Some companies are now looking at biometric fingerprints or facial recognition to work as passwords for devices. While these technologies seem flashy, however, Wagner noted that unlike the current passwords, your face and fingerprints are relatively permanent—if someone steals them, they have access forever.
He noted cases in Japan, where Japanese police have uncovered at least nine instances where Chinese citizens had surgically replaced their fingerprints to take on someone else’s identity. Some of these individuals even went to Japan and married Japanese people who thought they were someone else.
“That’s already happening,” he said. “People are getting around biometrics.”
Technology and its impact on our lives doesn’t stop at banks and finances, however. Wager noted that major countries including China are talking about the militarization of space, and “If you have the ability to militarize space, what would prevent you from nuclearizing space? Nothing.”
Even when it comes to the helpful technology—the type that doesn’t cause us direct harm—if we become overly reliant on it, what’s the impact if a virtual terrorist suddenly disables the system? Many nations already have capabilities for electromagnetic and energy-directed weapons for this purpose.
When it comes to the American power grid, he noted, “It could cripple our grid for years, because most of our grid technology is based on 1970s-era technology.”
Changing Our Lifestyles
The shift that needs to take place is something that is often heard among circles within the cybersecurity community, but that rarely echoes beyond it. We need to move from reactive security to proactive security.
Wagner noted some of his own experiences when he had his identity stolen while living in Singapore in 2002. He received a call from CitiBank saying he owed them $22,000 for two credit cards he never took out.
“Someone had taken out my identity, gotten a drivers license, gotten an apartment, and got a job in my name in Florida—while I was living in Singapore.”
More charges soon followed in Malaysia and the Philippines. He got another call soon after, saying he spent $1,200 in a beer hall in China.

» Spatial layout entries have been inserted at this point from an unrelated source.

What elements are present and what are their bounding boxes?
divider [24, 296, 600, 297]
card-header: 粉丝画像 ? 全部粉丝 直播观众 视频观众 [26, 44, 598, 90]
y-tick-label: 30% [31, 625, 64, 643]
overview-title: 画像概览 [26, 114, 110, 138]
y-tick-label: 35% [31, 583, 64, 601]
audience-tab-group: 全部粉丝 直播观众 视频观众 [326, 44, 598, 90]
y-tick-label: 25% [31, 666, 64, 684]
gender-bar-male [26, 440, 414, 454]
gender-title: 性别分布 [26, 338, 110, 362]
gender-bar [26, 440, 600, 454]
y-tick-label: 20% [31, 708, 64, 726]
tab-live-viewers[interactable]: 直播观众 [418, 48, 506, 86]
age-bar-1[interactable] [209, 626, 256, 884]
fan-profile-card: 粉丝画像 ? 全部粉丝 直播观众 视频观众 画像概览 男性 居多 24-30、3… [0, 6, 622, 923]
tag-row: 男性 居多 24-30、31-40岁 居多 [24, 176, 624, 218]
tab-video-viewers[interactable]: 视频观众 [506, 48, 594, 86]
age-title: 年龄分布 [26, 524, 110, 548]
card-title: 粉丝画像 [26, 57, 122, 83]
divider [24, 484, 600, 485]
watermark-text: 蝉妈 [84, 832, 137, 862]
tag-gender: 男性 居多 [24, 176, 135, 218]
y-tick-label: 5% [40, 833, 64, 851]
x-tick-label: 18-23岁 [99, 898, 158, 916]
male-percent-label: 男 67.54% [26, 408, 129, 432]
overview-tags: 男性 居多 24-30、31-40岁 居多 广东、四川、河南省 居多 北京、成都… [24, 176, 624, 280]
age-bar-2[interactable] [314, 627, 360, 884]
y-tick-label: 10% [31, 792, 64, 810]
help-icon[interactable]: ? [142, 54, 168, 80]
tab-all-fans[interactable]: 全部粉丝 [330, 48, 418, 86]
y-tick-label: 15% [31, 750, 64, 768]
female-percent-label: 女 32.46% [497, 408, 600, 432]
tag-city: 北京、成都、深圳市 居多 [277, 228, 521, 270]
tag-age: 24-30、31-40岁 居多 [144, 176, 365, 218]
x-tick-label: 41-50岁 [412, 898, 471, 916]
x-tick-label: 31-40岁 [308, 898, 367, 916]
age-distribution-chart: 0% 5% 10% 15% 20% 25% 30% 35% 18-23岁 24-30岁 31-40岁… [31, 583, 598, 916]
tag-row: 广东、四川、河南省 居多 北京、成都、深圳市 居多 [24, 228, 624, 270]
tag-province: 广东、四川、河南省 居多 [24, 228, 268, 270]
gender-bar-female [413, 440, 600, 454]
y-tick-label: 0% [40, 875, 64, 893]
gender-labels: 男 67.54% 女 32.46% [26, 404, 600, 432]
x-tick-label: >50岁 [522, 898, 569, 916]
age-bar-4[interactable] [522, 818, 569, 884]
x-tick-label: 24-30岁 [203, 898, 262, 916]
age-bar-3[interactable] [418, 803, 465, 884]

Wagner said, joking “I must have bought a lot of beer, and I wasn’t even in China.”
He’s still left guessing what happened, but knowing the cybercrime industry he said it’s likely he handed his credit card to a waitress at a Singapore restaurant—at a time before credit cards had the three-digit codes on the back—and she passed the information along to a network of criminals.
Today, crimes like these are even more common, and much more sophisticated.
Some cybercriminals, he notes, will steal 50 cents from each person—a small enough amount that almost none of them will detect it, but from a large enough group of victims that the hacker can live a life of luxury.
Other cybercrime networks work on a real-time basis. They can steal $10,000 from your bank account, and when you login to check your balance online, they can alter the data to still display that the money is in the account. He said “They have the ability to change the appearance online in a real-time basis.”
Wagner noted that financial institutions have thrown billions of dollars at the problem, but “they can’t prevent it from happening.”
He notes, however, that this is where virtual terrorism comes into play—criminal acts conducted on a large-scale that can throw the lives of its victims into disarray. He said it’s “all about internet-based and remote-control terrorism.”
If more people understood this threat, he said, maybe they’d be more cautious of handing over their credit card data. And if people started becoming more cautious, maybe the banks would also be forced to change the way they work.
“Most people, they want the newest, latest, most expensive gadget, which simply opens them up to a greater possibility of having problems, but they don’t think about that,” Wagner said.
“Now that millions of Americans have had their identities breached, until it affects their pocketbooks they’re not going to do anything,” he said.
“There is some very basic stuff people can do,” Wagner said. “Instead of presuming it’s somebody else’s problem, or presuming it’s something in the future, presume it’s your problem and you need to fix it now.”